Masa Akhir Orde Baru
Masa Akhir Orde Baru
Reformasi merupakan suatu gerakan yang menghendaki adanya perubahan kehidupan bermasyarakat, berbangsa, dan bernegara kearah yang lebih baik secara konstitusional. Lahirnya reformasi oleh karena pemerintah Orde Baru yang sebelumnya berjalan secara otoriter dan sentralistik yang tidak memberikan ruang demokrasi dan kebebasan rakyat berpartisipasi penuh dalam proses pembangunan. Gerakan Reformasi diawali ketika Presiden Soeharto meletakan jabatannya sebagai presiden pada 21 Mei 1998. Mengapa? Padahal ia merupakan penguasa Orde Baru yang dapat bertahan 32 tahun lamanya.
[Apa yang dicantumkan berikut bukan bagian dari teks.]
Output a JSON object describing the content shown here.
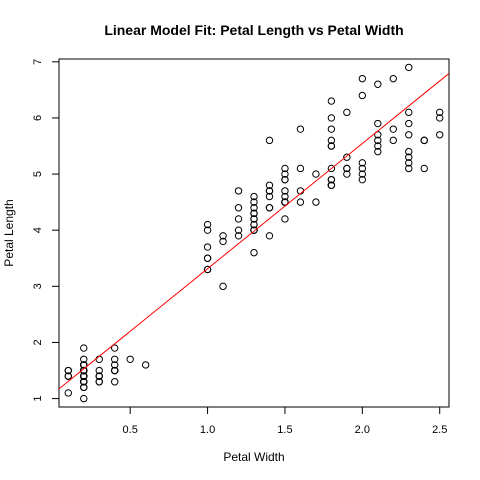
{
  "chart_data": {
    "type": "scatter",
    "title": "Linear Model Fit: Petal Length vs Petal Width",
    "xlabel": "Petal Width",
    "ylabel": "Petal Length",
    "xlim": [
      0.04,
      2.56
    ],
    "ylim": [
      0.85,
      7.05
    ],
    "x_ticks": [
      0.5,
      1.0,
      1.5,
      2.0,
      2.5
    ],
    "x_tick_labels": [
      "0.5",
      "1.0",
      "1.5",
      "2.0",
      "2.5"
    ],
    "y_ticks": [
      1,
      2,
      3,
      4,
      5,
      6,
      7
    ],
    "y_tick_labels": [
      "1",
      "2",
      "3",
      "4",
      "5",
      "6",
      "7"
    ],
    "grid": false,
    "fit_line": {
      "intercept": 1.084,
      "slope": 2.23,
      "color": "#ff0000"
    },
    "points": {
      "x": [
        0.2,
        0.2,
        0.2,
        0.2,
        0.2,
        0.4,
        0.3,
        0.2,
        0.2,
        0.1,
        0.2,
        0.2,
        0.1,
        0.1,
        0.2,
        0.4,
        0.4,
        0.3,
        0.3,
        0.3,
        0.2,
        0.4,
        0.2,
        0.5,
        0.2,
        0.2,
        0.4,
        0.2,
        0.2,
        0.2,
        0.2,
        0.4,
        0.1,
        0.2,
        0.2,
        0.2,
        0.2,
        0.1,
        0.2,
        0.2,
        0.3,
        0.3,
        0.2,
        0.6,
        0.4,
        0.3,
        0.2,
        0.2,
        0.2,
        0.2,
        1.4,
        1.5,
        1.5,
        1.3,
        1.5,
        1.3,
        1.6,
        1.0,
        1.3,
        1.4,
        1.0,
        1.5,
        1.0,
        1.4,
        1.3,
        1.4,
        1.5,
        1.0,
        1.5,
        1.1,
        1.8,
        1.3,
        1.5,
        1.2,
        1.3,
        1.4,
        1.4,
        1.7,
        1.5,
        1.0,
        1.1,
        1.0,
        1.2,
        1.6,
        1.5,
        1.6,
        1.5,
        1.3,
        1.3,
        1.3,
        1.2,
        1.4,
        1.2,
        1.0,
        1.3,
        1.2,
        1.3,
        1.3,
        1.1,
        1.3,
        2.5,
        1.9,
        2.1,
        1.8,
        2.2,
        2.1,
        1.7,
        1.8,
        1.8,
        2.5,
        2.0,
        1.9,
        2.1,
        2.0,
        2.4,
        2.3,
        1.8,
        2.2,
        2.3,
        1.5,
        2.3,
        2.0,
        2.0,
        1.8,
        2.1,
        1.8,
        1.8,
        1.8,
        2.1,
        1.6,
        1.9,
        2.0,
        2.2,
        1.5,
        1.4,
        2.3,
        2.4,
        1.8,
        1.8,
        2.1,
        2.4,
        2.3,
        1.9,
        2.3,
        2.5,
        2.3,
        1.9,
        2.0,
        2.3,
        1.8
      ],
      "y": [
        1.4,
        1.4,
        1.3,
        1.5,
        1.4,
        1.7,
        1.4,
        1.5,
        1.4,
        1.5,
        1.5,
        1.6,
        1.4,
        1.1,
        1.2,
        1.5,
        1.3,
        1.4,
        1.7,
        1.5,
        1.7,
        1.5,
        1.0,
        1.7,
        1.9,
        1.6,
        1.6,
        1.5,
        1.4,
        1.6,
        1.6,
        1.5,
        1.5,
        1.4,
        1.5,
        1.2,
        1.3,
        1.4,
        1.3,
        1.5,
        1.3,
        1.3,
        1.3,
        1.6,
        1.9,
        1.4,
        1.6,
        1.4,
        1.5,
        1.4,
        4.7,
        4.5,
        4.9,
        4.0,
        4.6,
        4.5,
        4.7,
        3.3,
        4.6,
        3.9,
        3.5,
        4.2,
        4.0,
        4.7,
        3.6,
        4.4,
        4.5,
        4.1,
        4.5,
        3.9,
        4.8,
        4.0,
        4.9,
        4.7,
        4.3,
        4.4,
        4.8,
        5.0,
        4.5,
        3.5,
        3.8,
        3.7,
        3.9,
        5.1,
        4.5,
        4.5,
        4.7,
        4.4,
        4.1,
        4.0,
        4.4,
        4.6,
        4.0,
        3.3,
        4.2,
        4.2,
        4.2,
        4.3,
        3.0,
        4.1,
        6.0,
        5.1,
        5.9,
        5.6,
        5.8,
        6.6,
        4.5,
        6.3,
        5.8,
        6.1,
        5.1,
        5.3,
        5.5,
        5.0,
        5.1,
        5.3,
        5.5,
        6.7,
        6.9,
        5.0,
        5.7,
        4.9,
        6.7,
        4.9,
        5.7,
        6.0,
        4.8,
        4.9,
        5.6,
        5.8,
        6.1,
        6.4,
        5.6,
        5.1,
        5.6,
        6.1,
        5.6,
        5.5,
        4.8,
        5.4,
        5.6,
        5.1,
        5.1,
        5.9,
        5.7,
        5.2,
        5.0,
        5.2,
        5.4,
        5.1
      ]
    }
  }
}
Proses kejatuhan Orde Baru telah
tampak ketika Indonesia mengalami dampak langsung dari krisis ekonomi yang
melanda negara-negara di Asia. Ketika krisis ini melanda Indonesia, nilai
rupiah jatuh secara drastis, dampaknya terus menggerus di segala bidang
kehidupan, mulai dari bidang ekonomi, politik dan sosial. Tidak sampai menempuh
waktu yang lama, sejak pertengahan tahun 1997, ketika krisis moneter melanda
dunia, bulan Mei 1998, Orde Baru akhirnya runtuh. Krisis moneter membuka jalan
bagi kita menuju terwujudnya kehidupan berdemokrasi yang sehat, yang selama ini
terkukung oleh sistem kekuasaan Orde Baru yang serba menguasai semua sisi
kehidupan bermasyarakat dan bernegara.
Proses menuju reformasi telah
dimulai ketika wacana penentangan politik secara terbuka kepada Orde Baru mulai
muncul. Penentangan ini terus digulirkan oleh mahasiswa, cendikiawan dan
masyarakat, mereka menuntut pelaksanaan proses demokratisasi yang sehat dan
terbebas dari praktik korupsi, kolusi dan nepotisme (KKN) yang mucul dampak
tidak diimbanginya pembangunan fisik dengan pembangunan mental (character
building) terhadap para pelaksana pemerintahan (birokrat), aparat keamanan
maupun pelaku ekonomi (pengusaha/konglomerat). Mereka juga menuntut terwujudnya
rule of law, good governnanceserta berjalannya pemerintahan yang bersih. Oleh
karena itu, bagi mereka reformasi merupakan sebuah era dan suasana yang
senanatiasa terus diperjuangkan dan dipelihara. Jadi bukan hanya sebuah
momentum, namun sebuah proses yang harus senantiasa dipupuk 1. Krisis Moneter,
Politik, Hukum dan Kepercayaan
Krisis moneter yang melanda
Thailand pada awal Juli 1997, merupakan permulaan peristiwa yang mengguncang
nilai tukar mata uang negara-negara di Asia, seperti Malaysia, Filipina, Korea
dan Indonesia. Rupiah yang berada pada posisi nilai tukar Rp.2.500/US$ terus
mengalami kemerosotan.
Situasi ini mendorong Presiden
Soeharto meminta bantuan dari International Monetary Fund (IMF). Persetujuan
bantuan IMF dilakukan pada Oktober 1997 dengan syarat pemerintah Indonesia
harus melakukan pembaruan kebijakan-kebijakan, terutama kebijakan ekonomi.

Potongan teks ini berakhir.